From: KAMEZAWA Hiroyuki <kamezawa.hiroyu@jp.fujitsu.com>
To: KAMEZAWA Hiroyuki <kamezawa.hiroyu@jp.fujitsu.com>
Cc: linux-mm@kvack.org,
"linux-kernel@vger.kernel.org" <linux-kernel@vger.kernel.org>,
npiggin@suse.de,
"hugh.dickins@tiscali.co.uk" <hugh.dickins@tiscali.co.uk>,
avi@redhat.com,
"akpm@linux-foundation.org" <akpm@linux-foundation.org>,
torvalds@linux-foundation.org, aarcange@redhat.com
Subject: Re: [PATCH 0/2] ZERO PAGE again v3.

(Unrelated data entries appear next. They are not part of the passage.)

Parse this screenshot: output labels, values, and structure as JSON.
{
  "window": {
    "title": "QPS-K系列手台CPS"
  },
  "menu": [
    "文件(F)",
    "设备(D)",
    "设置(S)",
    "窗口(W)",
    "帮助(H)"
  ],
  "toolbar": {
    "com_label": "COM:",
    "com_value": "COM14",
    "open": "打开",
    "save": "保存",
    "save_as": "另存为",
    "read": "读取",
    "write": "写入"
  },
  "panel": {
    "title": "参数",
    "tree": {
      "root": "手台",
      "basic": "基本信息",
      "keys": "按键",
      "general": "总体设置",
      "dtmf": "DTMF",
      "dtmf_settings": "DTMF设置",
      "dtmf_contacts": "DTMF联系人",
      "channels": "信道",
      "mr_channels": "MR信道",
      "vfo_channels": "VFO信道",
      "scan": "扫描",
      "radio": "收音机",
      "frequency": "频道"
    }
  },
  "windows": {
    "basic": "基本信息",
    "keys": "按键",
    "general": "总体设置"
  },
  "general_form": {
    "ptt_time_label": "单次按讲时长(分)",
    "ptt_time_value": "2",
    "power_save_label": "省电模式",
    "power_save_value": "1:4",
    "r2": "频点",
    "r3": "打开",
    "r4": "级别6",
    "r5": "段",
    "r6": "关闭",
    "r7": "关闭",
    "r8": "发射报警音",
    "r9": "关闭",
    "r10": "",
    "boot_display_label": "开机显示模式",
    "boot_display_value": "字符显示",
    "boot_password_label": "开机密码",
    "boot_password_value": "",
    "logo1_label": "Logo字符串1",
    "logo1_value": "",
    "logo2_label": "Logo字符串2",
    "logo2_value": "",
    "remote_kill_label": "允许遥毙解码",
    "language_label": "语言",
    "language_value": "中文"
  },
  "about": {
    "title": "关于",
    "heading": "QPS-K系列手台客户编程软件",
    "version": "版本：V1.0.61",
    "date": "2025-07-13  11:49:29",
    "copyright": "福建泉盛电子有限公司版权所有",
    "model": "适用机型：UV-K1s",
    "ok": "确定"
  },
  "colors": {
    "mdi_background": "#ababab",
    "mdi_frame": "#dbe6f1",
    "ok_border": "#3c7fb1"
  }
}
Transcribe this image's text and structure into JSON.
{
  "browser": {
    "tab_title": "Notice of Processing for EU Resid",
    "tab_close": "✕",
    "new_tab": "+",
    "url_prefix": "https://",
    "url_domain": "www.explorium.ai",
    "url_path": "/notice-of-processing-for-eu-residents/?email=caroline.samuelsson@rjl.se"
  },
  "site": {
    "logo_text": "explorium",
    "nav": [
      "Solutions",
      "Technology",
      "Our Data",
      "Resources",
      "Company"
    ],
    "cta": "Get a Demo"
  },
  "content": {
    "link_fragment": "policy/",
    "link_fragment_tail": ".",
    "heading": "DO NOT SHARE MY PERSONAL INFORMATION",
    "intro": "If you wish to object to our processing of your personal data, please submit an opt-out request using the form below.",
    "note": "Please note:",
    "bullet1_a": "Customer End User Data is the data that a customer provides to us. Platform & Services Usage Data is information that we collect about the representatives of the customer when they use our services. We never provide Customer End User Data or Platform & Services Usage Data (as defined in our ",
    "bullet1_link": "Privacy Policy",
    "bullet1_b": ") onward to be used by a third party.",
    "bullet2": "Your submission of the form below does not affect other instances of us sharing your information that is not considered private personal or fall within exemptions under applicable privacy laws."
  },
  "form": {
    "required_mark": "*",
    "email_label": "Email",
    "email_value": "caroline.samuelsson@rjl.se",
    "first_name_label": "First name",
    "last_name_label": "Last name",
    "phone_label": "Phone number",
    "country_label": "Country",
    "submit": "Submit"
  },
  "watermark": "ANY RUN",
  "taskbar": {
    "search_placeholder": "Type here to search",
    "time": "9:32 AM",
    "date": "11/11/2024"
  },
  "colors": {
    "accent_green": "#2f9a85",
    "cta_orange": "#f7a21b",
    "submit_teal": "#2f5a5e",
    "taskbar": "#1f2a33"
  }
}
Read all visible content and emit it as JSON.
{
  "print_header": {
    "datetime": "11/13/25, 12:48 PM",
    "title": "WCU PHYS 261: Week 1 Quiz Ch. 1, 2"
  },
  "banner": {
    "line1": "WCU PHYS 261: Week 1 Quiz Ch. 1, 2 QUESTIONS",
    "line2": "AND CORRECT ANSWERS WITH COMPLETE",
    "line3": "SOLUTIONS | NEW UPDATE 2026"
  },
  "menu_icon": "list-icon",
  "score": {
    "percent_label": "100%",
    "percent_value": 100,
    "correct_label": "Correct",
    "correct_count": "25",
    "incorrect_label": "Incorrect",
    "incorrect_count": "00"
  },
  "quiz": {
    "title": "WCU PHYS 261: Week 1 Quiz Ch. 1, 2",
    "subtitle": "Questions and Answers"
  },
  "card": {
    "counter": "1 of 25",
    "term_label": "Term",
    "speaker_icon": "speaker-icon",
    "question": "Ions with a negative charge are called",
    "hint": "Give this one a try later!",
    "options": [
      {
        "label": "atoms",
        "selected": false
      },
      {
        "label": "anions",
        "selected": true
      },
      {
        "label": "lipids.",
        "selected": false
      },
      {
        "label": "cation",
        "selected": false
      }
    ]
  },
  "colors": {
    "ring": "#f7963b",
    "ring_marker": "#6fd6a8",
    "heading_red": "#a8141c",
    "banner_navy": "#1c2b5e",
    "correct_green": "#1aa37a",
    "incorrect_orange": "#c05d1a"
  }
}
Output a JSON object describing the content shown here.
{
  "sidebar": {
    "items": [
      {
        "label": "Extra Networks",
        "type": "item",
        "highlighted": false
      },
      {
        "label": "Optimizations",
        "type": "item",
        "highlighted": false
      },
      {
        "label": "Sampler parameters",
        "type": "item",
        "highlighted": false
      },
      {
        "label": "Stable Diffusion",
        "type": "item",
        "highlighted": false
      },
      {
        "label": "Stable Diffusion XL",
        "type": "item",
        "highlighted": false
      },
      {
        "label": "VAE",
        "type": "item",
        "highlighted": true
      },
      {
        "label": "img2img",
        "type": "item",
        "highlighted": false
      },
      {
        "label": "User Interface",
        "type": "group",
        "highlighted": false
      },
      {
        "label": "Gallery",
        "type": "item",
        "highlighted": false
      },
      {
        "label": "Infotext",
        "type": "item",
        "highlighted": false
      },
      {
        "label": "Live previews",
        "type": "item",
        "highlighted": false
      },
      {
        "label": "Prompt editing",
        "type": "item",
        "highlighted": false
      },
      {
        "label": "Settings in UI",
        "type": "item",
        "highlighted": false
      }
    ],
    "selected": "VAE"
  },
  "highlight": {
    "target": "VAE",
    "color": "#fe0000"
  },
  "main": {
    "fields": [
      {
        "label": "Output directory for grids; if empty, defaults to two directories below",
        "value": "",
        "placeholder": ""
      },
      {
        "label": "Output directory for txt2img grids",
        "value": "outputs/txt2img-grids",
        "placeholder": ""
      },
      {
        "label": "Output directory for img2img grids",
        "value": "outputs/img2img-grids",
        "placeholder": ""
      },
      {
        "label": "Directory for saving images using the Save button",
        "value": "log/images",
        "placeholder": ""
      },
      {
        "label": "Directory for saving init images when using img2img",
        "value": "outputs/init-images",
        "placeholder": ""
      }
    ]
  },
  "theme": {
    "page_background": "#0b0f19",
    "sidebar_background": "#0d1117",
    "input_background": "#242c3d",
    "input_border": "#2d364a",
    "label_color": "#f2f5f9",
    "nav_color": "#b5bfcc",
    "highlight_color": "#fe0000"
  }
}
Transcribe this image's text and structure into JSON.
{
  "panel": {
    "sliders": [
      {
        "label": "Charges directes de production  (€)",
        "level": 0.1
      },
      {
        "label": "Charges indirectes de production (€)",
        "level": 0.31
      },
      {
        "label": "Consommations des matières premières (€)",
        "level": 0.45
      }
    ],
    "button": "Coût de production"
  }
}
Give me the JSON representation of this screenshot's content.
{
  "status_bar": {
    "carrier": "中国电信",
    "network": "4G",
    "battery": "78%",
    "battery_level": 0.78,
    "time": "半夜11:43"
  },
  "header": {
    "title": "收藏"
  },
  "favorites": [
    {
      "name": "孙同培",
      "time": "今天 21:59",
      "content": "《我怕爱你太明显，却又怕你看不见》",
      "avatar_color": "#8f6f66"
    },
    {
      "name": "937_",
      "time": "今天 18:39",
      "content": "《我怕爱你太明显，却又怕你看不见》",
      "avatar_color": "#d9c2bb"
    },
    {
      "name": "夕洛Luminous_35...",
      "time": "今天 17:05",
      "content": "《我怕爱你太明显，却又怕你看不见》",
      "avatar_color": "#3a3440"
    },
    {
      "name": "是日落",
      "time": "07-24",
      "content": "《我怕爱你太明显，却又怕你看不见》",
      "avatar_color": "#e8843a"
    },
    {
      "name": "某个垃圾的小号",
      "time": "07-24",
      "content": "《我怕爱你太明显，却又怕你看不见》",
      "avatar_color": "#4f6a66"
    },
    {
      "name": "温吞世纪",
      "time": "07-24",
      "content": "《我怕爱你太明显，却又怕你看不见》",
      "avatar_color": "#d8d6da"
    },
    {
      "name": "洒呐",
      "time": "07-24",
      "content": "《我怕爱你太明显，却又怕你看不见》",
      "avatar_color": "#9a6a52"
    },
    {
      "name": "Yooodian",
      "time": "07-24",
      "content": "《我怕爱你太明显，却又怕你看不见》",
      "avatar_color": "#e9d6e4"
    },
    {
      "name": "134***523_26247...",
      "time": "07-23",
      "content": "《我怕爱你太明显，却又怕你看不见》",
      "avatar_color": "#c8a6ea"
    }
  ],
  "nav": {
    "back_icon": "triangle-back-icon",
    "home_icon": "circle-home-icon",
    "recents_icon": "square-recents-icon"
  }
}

Date: Mon, 13 Jul 2009 14:45:50 +0900 [thread overview]
Message-ID: <20090713144550.764c8f82.kamezawa.hiroyu@jp.fujitsu.com> (raw)
In-Reply-To: <20090709122428.8c2d4232.kamezawa.hiroyu@jp.fujitsu.com>
Do you think this kind of document is necessary for v4 ?
Any commetns are welcome.
Maybe some amount of people are busy at Montreal, then I'm not in hurry ;)
==
From: KAMEZAWA Hiroyuki <kamezawa.hiroyu@jp.fujitsu.com>
Add a documenation about zero page at re-introducing it.
Signed-off-by: KAMEZAWA Hiroyuki <kamezawa.hiroyu@jp.fujitsu.com>
---
Documentation/vm/zeropage.txt | 77 ++++++++++++++++++++++++++++++++++++++++++
1 file changed, 77 insertions(+)
Index: zeropage-trialv4/Documentation/vm/zeropage.txt
===================================================================
--- /dev/null
+++ zeropage-trialv4/Documentation/vm/zeropage.txt
@@ -0,0 +1,77 @@
+Zero Page.
+
+ZERO Page is a page filled with Zero and never modified (write-protected).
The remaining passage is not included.